Der Uranfund muss nun von einer Fachfirma entsorgt werden.

Update: Polizeibericht vom 14.7.:

Drei Pilzsammler (2 x 28, 29) fanden am Mittwoch in einem Carlsfelder Waldgebiet nahe der Straße Wilzschmühle einen roten Plastikbehälter. In diesem befand sich ein weiterer Behälter, vermutlich aus Blei, mit dem Aufdruck „Uran“. Die Pilzsammler zeigten den Behälter einem Forstarbeiter (29). Zusammen brachte man den Behälter gegen 16.15 Uhr mit einem Pkw zum Polizeistandort Eibenstock in die Schönheider Straße. Polizeibeamte alarmierten umgehend die Feuerwehr. Zirka 50 Kameraden umliegender Wehren rückten daraufhin zum Gefahrguteinsatz an und sperrten den Bereich ab. Durchgeführte Messungen der Feuerwehr ergaben, dass von dem Behälter Strahlung ausgeht, deren Konzentration nach erster Einschätzung jedoch nicht gesundheitsschädlich ist.
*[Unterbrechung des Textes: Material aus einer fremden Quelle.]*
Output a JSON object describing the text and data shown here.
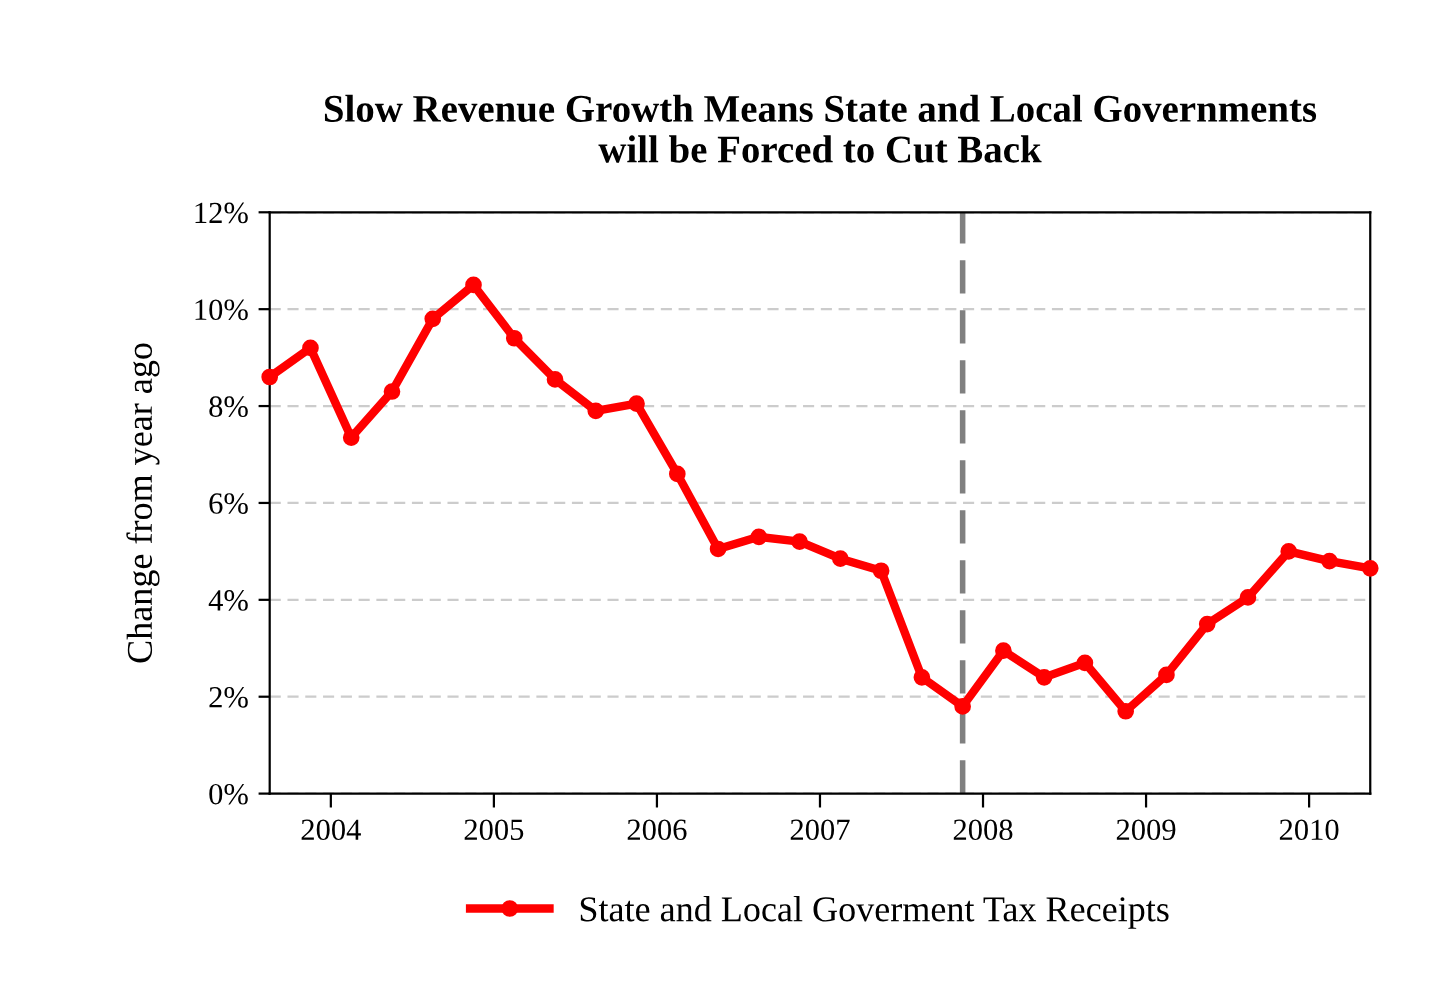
{
  "chart_data": {
    "type": "line",
    "title": "Slow Revenue Growth Means State and Local Governments\nwill be Forced to Cut Back",
    "ylabel": "Change from year ago",
    "x": [
      2003.625,
      2003.875,
      2004.125,
      2004.375,
      2004.625,
      2004.875,
      2005.125,
      2005.375,
      2005.625,
      2005.875,
      2006.125,
      2006.375,
      2006.625,
      2006.875,
      2007.125,
      2007.375,
      2007.625,
      2007.875,
      2008.125,
      2008.375,
      2008.625,
      2008.875,
      2009.125,
      2009.375,
      2009.625,
      2009.875,
      2010.125,
      2010.375
    ],
    "series": [
      {
        "name": "State and Local Goverment Tax Receipts",
        "color": "#ff0000",
        "values": [
          8.6,
          9.2,
          7.35,
          8.3,
          9.8,
          10.5,
          9.4,
          8.55,
          7.9,
          8.05,
          6.6,
          5.05,
          5.3,
          5.2,
          4.85,
          4.6,
          2.4,
          1.8,
          2.95,
          2.4,
          2.7,
          1.7,
          2.45,
          3.5,
          4.05,
          5.0,
          4.8,
          4.65
        ]
      }
    ],
    "xlim": [
      2003.625,
      2010.375
    ],
    "xticks": [
      2004,
      2005,
      2006,
      2007,
      2008,
      2009,
      2010
    ],
    "ylim": [
      0,
      12
    ],
    "yticks": [
      {
        "value": 0,
        "label": "0%"
      },
      {
        "value": 2,
        "label": "2%"
      },
      {
        "value": 4,
        "label": "4%"
      },
      {
        "value": 6,
        "label": "6%"
      },
      {
        "value": 8,
        "label": "8%"
      },
      {
        "value": 10,
        "label": "10%"
      },
      {
        "value": 12,
        "label": "12%"
      }
    ],
    "ref_lines": [
      {
        "axis": "x",
        "value": 2007.875,
        "color": "#808080",
        "line_style": "dashed"
      }
    ],
    "grid": "y",
    "legend": "bottom",
    "marker": "circle",
    "line_style": "solid"
  }
}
Vorsorglich wurden die vier Männer, welche ungeschützt Kontakt mit dem Behälter hatten, von Rettungskräften vor Ort versorgt. Der Behälter wurde im Polizeistandort sichergestellt und soll heute im Laufe des Tages durch eine Spezialfirma abgeholt und letztlich entsorgt werden. Ob es sich tatsächlich um Uran handelt, muss untersucht werden. Die Polizei ermittelt nun wegen des Verdachts des unerlaubten Umgangsmit radioaktiven Stoffen und anderen gefährlichen Stoffen und Gütern.